O aumento dos casos de feminicídio e a recorrência de violência doméstica em Mato Grosso têm motivado as autoridades de segurança a implementar novas abordagens para prevenir tais crimes. Em recente declaração, a secretária de Estado de Segurança Pública, coronel Susane Tamanho, sugeriu que o monitoramento de homens com histórico de agressões seja uma das medidas para evitar novos feminicídios. Ela também enfatizou a importância de fortalecer a rede de apoio às vítimas para romper o ciclo da violência.
A coronel, que assumiu a Secretaria de Estado de Segurança Pública em abril de 2023, sucedendo César Roveri, recebeu do governador Otaviano Pivetta a responsabilidade de intensificar o combate à violência contra a mulher. Dados do 3º Anuário da Mulher de Mato Grosso revelam um incremento de 13% nos registros de feminicídio no estado entre 2024 e 2025, um cenário alarmante que requer ações efetivas.

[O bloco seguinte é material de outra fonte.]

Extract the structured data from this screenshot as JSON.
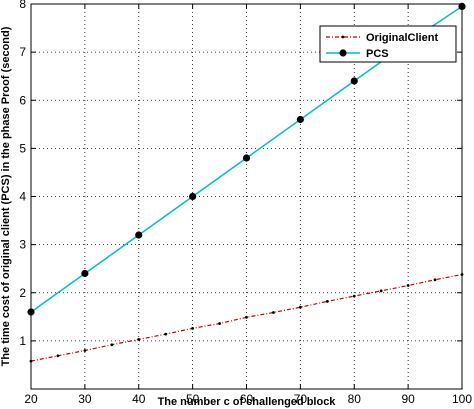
{
  "chart_data": {
    "type": "line",
    "xlabel": "The number c of challenged block",
    "ylabel": "The time cost of original client (PCS) in the phase Proof (second)",
    "xlim": [
      20,
      100
    ],
    "ylim": [
      0,
      8
    ],
    "xticks": [
      "20",
      "30",
      "40",
      "50",
      "60",
      "70",
      "80",
      "90",
      "100"
    ],
    "yticks": [
      "0",
      "1",
      "2",
      "3",
      "4",
      "5",
      "6",
      "7",
      "8"
    ],
    "grid": true,
    "legend_position": "top-right",
    "series": [
      {
        "name": "OriginalClient",
        "color": "#c00000",
        "style": "dash-dot with point markers",
        "x": [
          20,
          25,
          30,
          35,
          40,
          45,
          50,
          55,
          60,
          65,
          70,
          75,
          80,
          85,
          90,
          95,
          100
        ],
        "y": [
          0.58,
          0.69,
          0.8,
          0.92,
          1.03,
          1.14,
          1.26,
          1.36,
          1.49,
          1.59,
          1.7,
          1.82,
          1.93,
          2.04,
          2.15,
          2.27,
          2.38
        ]
      },
      {
        "name": "PCS",
        "color": "#00c0c0",
        "style": "solid line with large black circle markers",
        "x": [
          20,
          30,
          40,
          50,
          60,
          70,
          80,
          90,
          100
        ],
        "y": [
          1.6,
          2.4,
          3.2,
          4.0,
          4.8,
          5.6,
          6.4,
          7.2,
          7.95
        ]
      }
    ]
  }
}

Dentre as iniciativas adotadas pela Secretaria de Estado está o monitoramento de agressores com histórico de violência. Para Susane, essa iniciativa pode ser um divisor de águas na luta contra os feminicídios. "Muitas vezes, as agressões ocorrem dentro das residências. Não temos acesso a esses ambientes, mas precisamos ficar atentos. Estamos realizando visitas orientativas a agressores que não possuem medidas protetivas contra eles", declarou a secretária.
Susane Tamanho destacou que, até o momento, cerca de 35 mil agressores foram identificados em Mato Grosso. A Polícia Militar iniciou uma série de visitas a esses homens, orientando-os sobre as consequências de suas ações de violência doméstica. "Estamos aqui para monitorar e orientar. Vocês já tiveram ocorrências de agressão, e agora estão em outro relacionamento, mas isso pode ocorrer novamente. Precisamos que entendam a gravidade da situação", afirmou.
O acompanhamento dos agressores deve ser contínuo, uma vez que é necessário compreender as razões por trás da retirada de medidas protetivas por parte das vítimas. A secretária levantou questões sobre possíveis dependências emocionais ou financeiras que levam as mulheres a retornarem a relacionamentos abusivos. "É fundamental entender o porquê disso acontecer", enfatizou.
Para a secretária, a redução da violência contra a mulher demanda uma abordagem que vá além da mera repressão aos agressores. O Estado disponibiliza programas para promover a independência financeira e facilitar o acesso à moradia, mas é crucial que as vítimas reconheçam sua situação de vulnerabilidade, denunciem e busquem apoio. "O mais importante é que a mulher se conscientize disso para romper o ciclo de violência", destacou Susane Tamanho.